Publiée le 22 mai dans The Lancet, l’étude se fonde sur les données de 96.000 patients hospitalisés entre décembre et avril dans 671 hôpitaux, et compare l’état de ceux qui ont reçu le traitement à celui des patients qui ne l’ont pas eu.

Dans la foulée de sa parution, de nombreux chercheurs ont exprimé leurs doutes sur l’étude, y compris des scientifiques sceptiques sur l’intérêt de l’hydroxychloroquine contre le Covid-19.

Données
Dans une lettre ouverte publiée le 28 mai, des dizaines de scientifiques du monde entier soulignent que l’examen minutieux de l’étude du Lancet soulève « à la fois des inquiétudes liées à la méthodologie et à l’intégrité des données ».

Ils dressent une longue liste des points problématiques, d’incohérences dans les doses administrées dans certains pays à des questions éthiques sur la collecte des informations, en passant par le refus des auteurs de donner accès aux données brutes.

Celles-ci émanent de Surgisphere, qui se présente comme une société d’analyse de données de santé, basée aux Etats-Unis.

Dans son communiqué de mardi, The Lancet rappelle qu’un « audit indépendant sur la provenance et la validité des données a été demandé par les auteurs non affiliés à Surgisphere et est en cours, avec des résultats attendus très prochainement ».

« Ce n’est pas assez, nous avons besoin d’une vraie évaluation indépendante », a réagi sur Twitter le chercheur James Watson, l’un des initiateurs de la lettre ouverte.

« Des doutes planent sur l’intégrité de l’étude du Lancet. Rétrospectivement, il semble que les décideurs politiques se soient trop appuyés sur ce papier », a commenté le professeur Stephen Evans, de la London School of Hygiene and Tropical Medicine.

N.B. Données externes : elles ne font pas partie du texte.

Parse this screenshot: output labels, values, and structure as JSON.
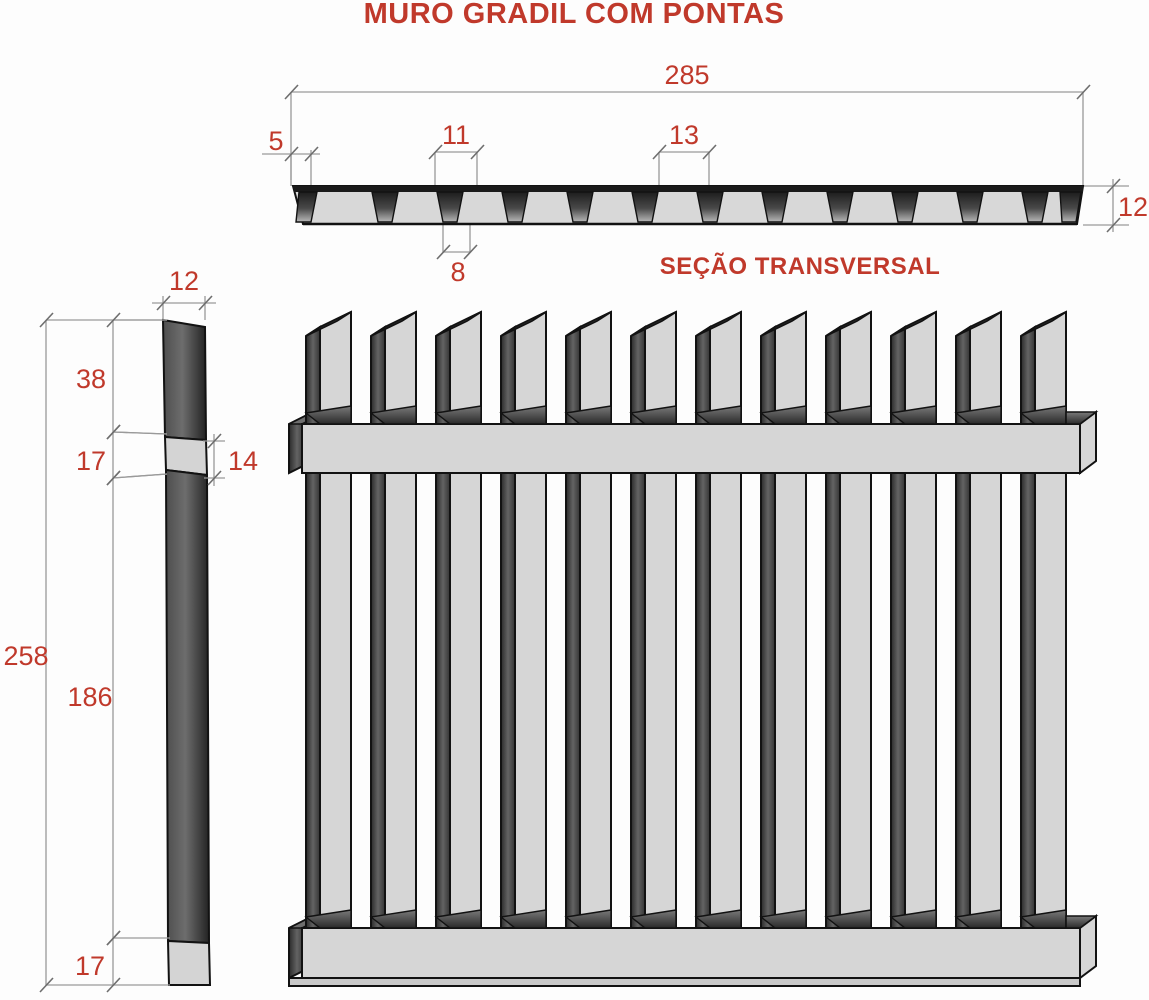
{
  "title": "MURO GRADIL COM PONTAS",
  "section_label": "SEÇÃO TRANSVERSAL",
  "units_note": "",
  "colors": {
    "dimension_text": "#c0392b",
    "title_text": "#c0392b",
    "line": "#9a9a9a",
    "outline": "#121212",
    "face_light": "#d8d8d8",
    "face_dark": "#3a3a3a",
    "background": "#fdfdfd"
  },
  "cross_section": {
    "name": "SEÇÃO TRANSVERSAL",
    "dimensions": {
      "overall_width": "285",
      "edge_offset": "5",
      "rib_pitch": "11",
      "rib_spacing": "13",
      "rib_base": "8",
      "thickness": "12"
    },
    "rib_count": 12
  },
  "side_view": {
    "dimensions": {
      "top_width": "12",
      "top_segment": "38",
      "rail_height": "17",
      "rail_depth": "14",
      "overall_height": "258",
      "middle_segment": "186",
      "bottom_segment": "17"
    }
  },
  "front_view": {
    "picket_count": 12,
    "rail_count": 2
  }
}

Avant la controverse sur cette étude, d’autres travaux à plus petite échelle étaient parvenus à la même conclusion qu’elle, sans que leur méthodologie fasse l’objet de critiques.

-« Pieds nickelés »-

L’étude du Lancet a en outre été attaquée avec virulence par les défenseurs de l’hydroxychloroquine, souvent avec le mot clé #LancetGate sur les réseaux sociaux.

Au premier rang d’entre eux figure le chercheur français Didier Raoult.

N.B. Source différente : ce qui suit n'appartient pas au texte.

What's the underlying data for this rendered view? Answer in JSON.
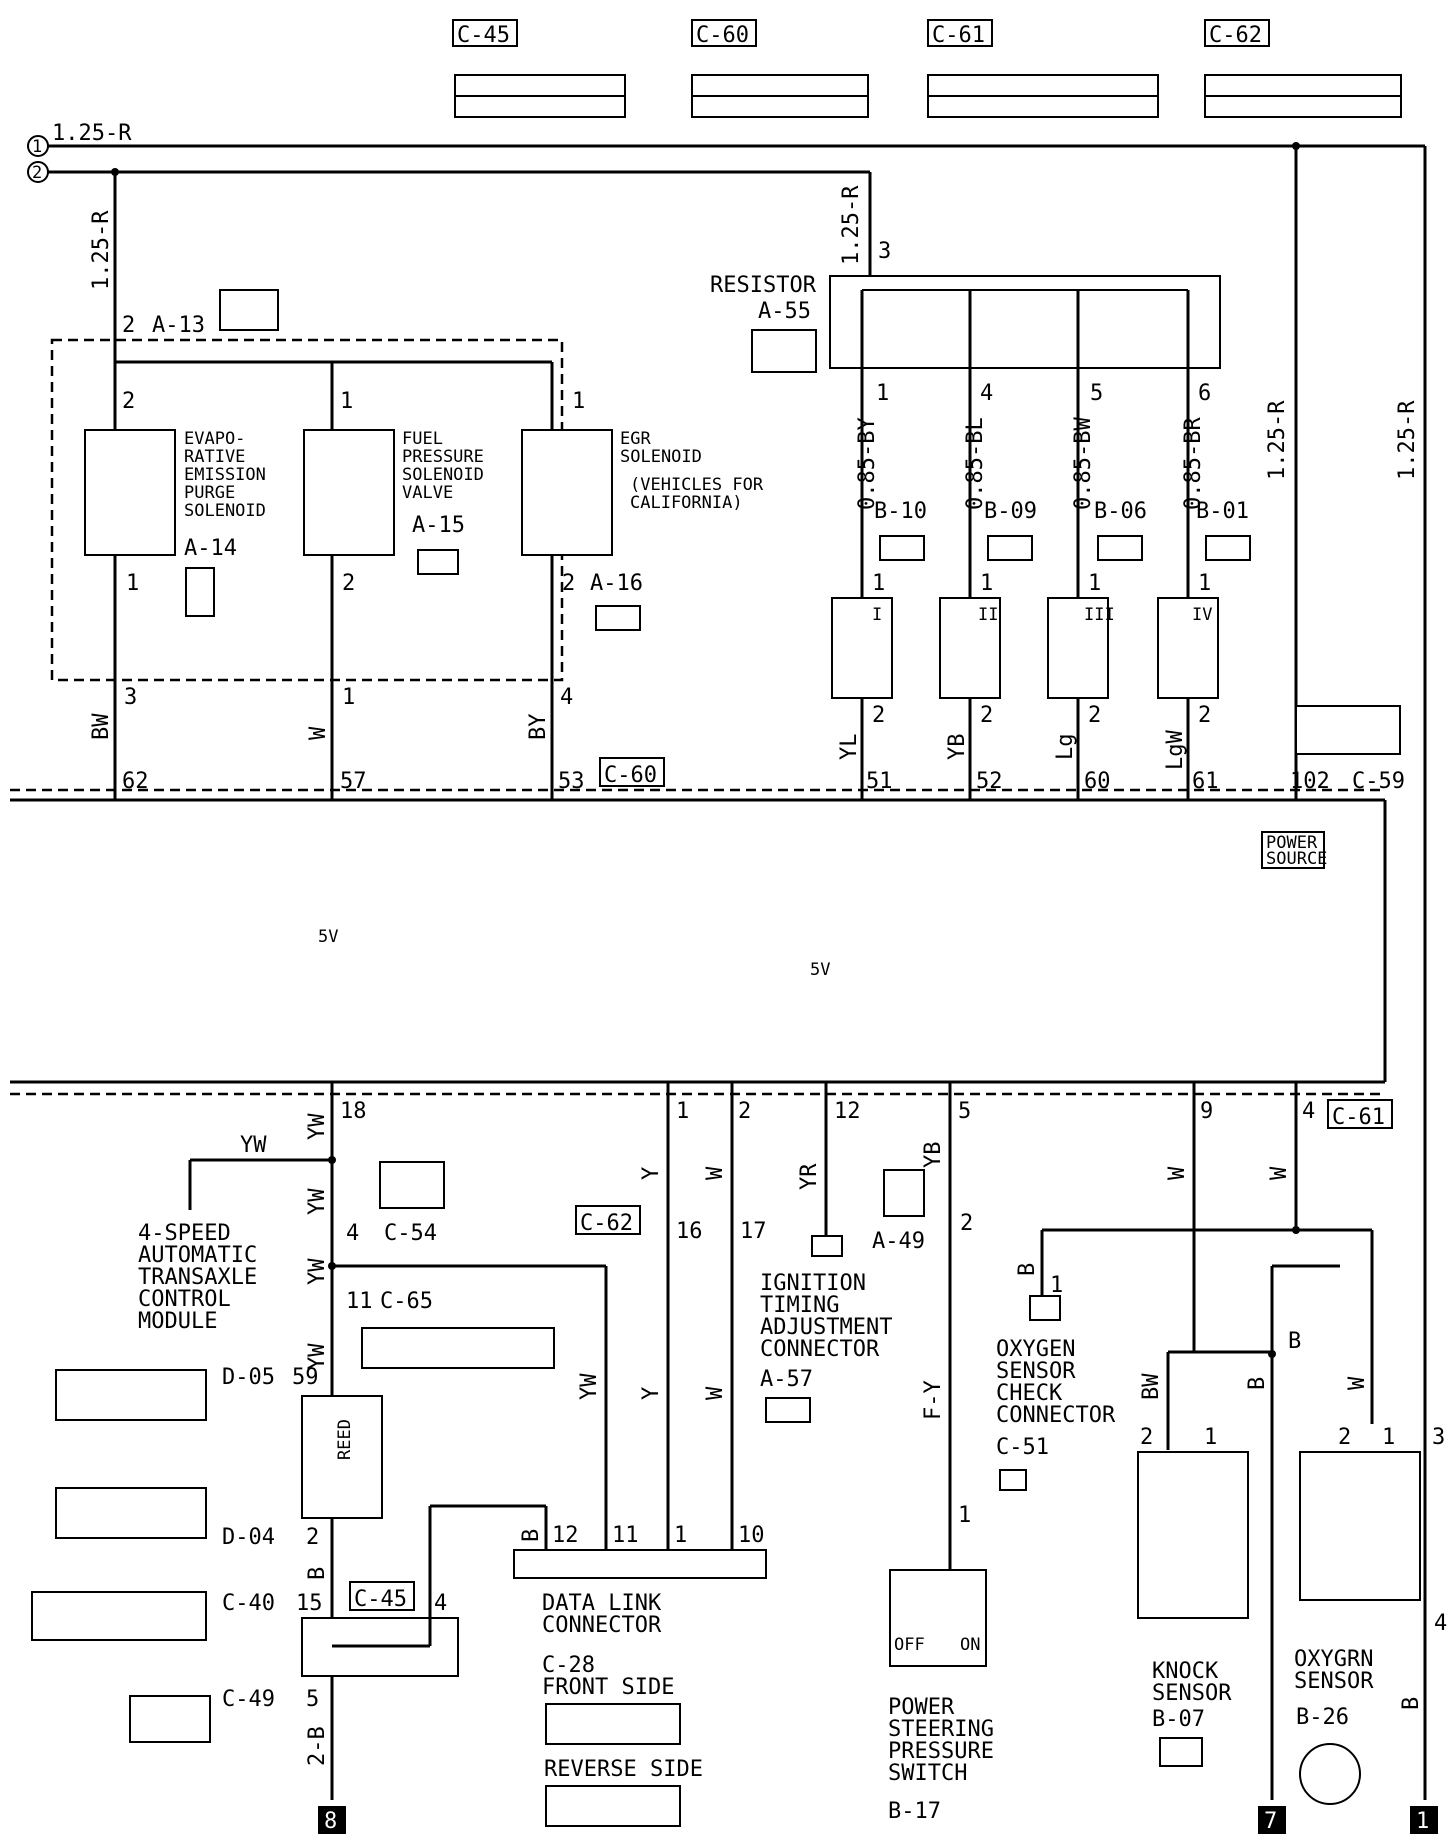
{
  "top_connectors": {
    "c45": "C-45",
    "c60": "C-60",
    "c61": "C-61",
    "c62": "C-62"
  },
  "power": {
    "bus1": "1",
    "bus2": "2",
    "top_wire": "1.25-R",
    "left_wire": "1.25-R",
    "right_wire1": "1.25-R",
    "right_wire2": "1.25-R",
    "resistor_feed": "1.25-R"
  },
  "a13": {
    "pin": "2",
    "name": "A-13"
  },
  "solenoids": [
    {
      "id": "a14",
      "pin_top": "2",
      "lines": [
        "EVAPO-",
        "RATIVE",
        "EMISSION",
        "PURGE",
        "SOLENOID"
      ],
      "connector": "A-14",
      "pin_bottom": "1",
      "conn_pin": "3",
      "wire": "BW",
      "ecu_pin": "62"
    },
    {
      "id": "a15",
      "pin_top": "1",
      "lines": [
        "FUEL",
        "PRESSURE",
        "SOLENOID",
        "VALVE"
      ],
      "connector": "A-15",
      "pin_bottom": "2",
      "conn_pin": "1",
      "wire": "W",
      "ecu_pin": "57"
    },
    {
      "id": "a16",
      "pin_top": "1",
      "lines": [
        "EGR",
        "SOLENOID",
        "(VEHICLES FOR",
        "CALIFORNIA)"
      ],
      "connector": "A-16",
      "pin_bottom": "2",
      "conn_pin": "4",
      "wire": "BY",
      "ecu_pin": "53"
    }
  ],
  "c60_tag": "C-60",
  "resistor": {
    "title": "RESISTOR",
    "connector": "A-55",
    "pin_in": "3",
    "pins_out": [
      "1",
      "4",
      "5",
      "6"
    ]
  },
  "injectors": [
    {
      "wire_top": "0.85-BY",
      "connector": "B-10",
      "roman": "I",
      "pin1": "1",
      "pin2": "2",
      "wire_bottom": "YL",
      "ecu_pin": "51"
    },
    {
      "wire_top": "0.85-BL",
      "connector": "B-09",
      "roman": "II",
      "pin1": "1",
      "pin2": "2",
      "wire_bottom": "YB",
      "ecu_pin": "52"
    },
    {
      "wire_top": "0.85-BW",
      "connector": "B-06",
      "roman": "III",
      "pin1": "1",
      "pin2": "2",
      "wire_bottom": "Lg",
      "ecu_pin": "60"
    },
    {
      "wire_top": "0.85-BR",
      "connector": "B-01",
      "roman": "IV",
      "pin1": "1",
      "pin2": "2",
      "wire_bottom": "LgW",
      "ecu_pin": "61"
    }
  ],
  "c59": {
    "pin": "102",
    "name": "C-59"
  },
  "power_source": [
    "POWER",
    "SOURCE"
  ],
  "five_v": "5V",
  "ecu_lower_pins": [
    "18",
    "1",
    "2",
    "12",
    "5",
    "9",
    "4"
  ],
  "c61_tag": "C-61",
  "lower_left": {
    "wire_yw": "YW",
    "tcm": [
      "4-SPEED",
      "AUTOMATIC",
      "TRANSAXLE",
      "CONTROL",
      "MODULE"
    ],
    "c54_pin": "4",
    "c54": "C-54",
    "c65_pin": "11",
    "c65": "C-65",
    "d05": "D-05",
    "d05_pin": "59",
    "reed": "REED",
    "d04": "D-04",
    "d04_pin": "2",
    "wire_b": "B",
    "c40": "C-40",
    "c40_pin": "15",
    "c45_tag": "C-45",
    "c45_pin": "4",
    "c49": "C-49",
    "c49_pin": "5",
    "wire_2b": "2-B",
    "ground_ref": "8"
  },
  "dlc": {
    "c62_tag": "C-62",
    "pin16": "16",
    "pin17": "17",
    "wire_y": "Y",
    "wire_w": "W",
    "wire_yw": "YW",
    "pins": [
      "12",
      "11",
      "1",
      "10"
    ],
    "wire_b": "B",
    "title": [
      "DATA LINK",
      "CONNECTOR"
    ],
    "c28": "C-28",
    "front": "FRONT SIDE",
    "reverse": "REVERSE SIDE"
  },
  "ignition": {
    "wire": "YR",
    "lines": [
      "IGNITION",
      "TIMING",
      "ADJUSTMENT",
      "CONNECTOR"
    ],
    "connector": "A-57"
  },
  "ps_switch": {
    "wire_top": "YB",
    "a49": "A-49",
    "a49_pin": "2",
    "wire": "F-Y",
    "pin": "1",
    "off": "OFF",
    "on": "ON",
    "lines": [
      "POWER",
      "STEERING",
      "PRESSURE",
      "SWITCH"
    ],
    "connector": "B-17"
  },
  "oxygen": {
    "wire_b": "B",
    "check_pin": "1",
    "check_lines": [
      "OXYGEN",
      "SENSOR",
      "CHECK",
      "CONNECTOR"
    ],
    "check_conn": "C-51",
    "wire_w": "W",
    "sensor_pins": [
      "2",
      "1",
      "3",
      "4"
    ],
    "sensor_lines": [
      "OXYGRN",
      "SENSOR"
    ],
    "sensor_conn": "B-26",
    "ground_ref": "1"
  },
  "knock": {
    "wire_w": "W",
    "wire_bw": "BW",
    "pin2": "2",
    "pin1": "1",
    "lines": [
      "KNOCK",
      "SENSOR"
    ],
    "connector": "B-07",
    "ground_ref": "7"
  }
}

« Le château de cartes s’effondre », a-t-il twitté mercredi au sujet de l’avertissement du Lancet, après avoir déjà qualifié l’étude de « foireuse » et estimé qu’elle avait été réalisée par des « pieds nickelés ».

De leur côté, les auteurs, le Dr Mandeep Mehra et ses collègues, défendent leur étude.

« Nous sommes fiers de contribuer aux travaux sur le Covid-19″ en cette période d' »incertitude », avait déclaré à l’AFP le 29 mai l’un d’eux, Sapan Desai, patron de Surgisphere.

Mais cette société est au centre de toutes les interrogations: une autre revue médicale de référence, le New England Journal of Medicine (NEJM), a aussi publié mardi une « expression of concern » au sujet d’une étude de la même équipe, réalisée avec les bases de données de Surgisphere.

Cette étude-là ne portait pas sur l’hydroxychloroquine mais sur un lien entre la mortalité due au Covid-19 et les maladies cardiaques.

Un spécialiste français, le Pr Gilbert Deray, voit dans la publication de ces avertissements par The Lancet et le NEJM le signe que les deux études sont « en voie de rétraction ». Un tel désaveu serait selon lui « un désastre » puisque ces revues sont des « références ».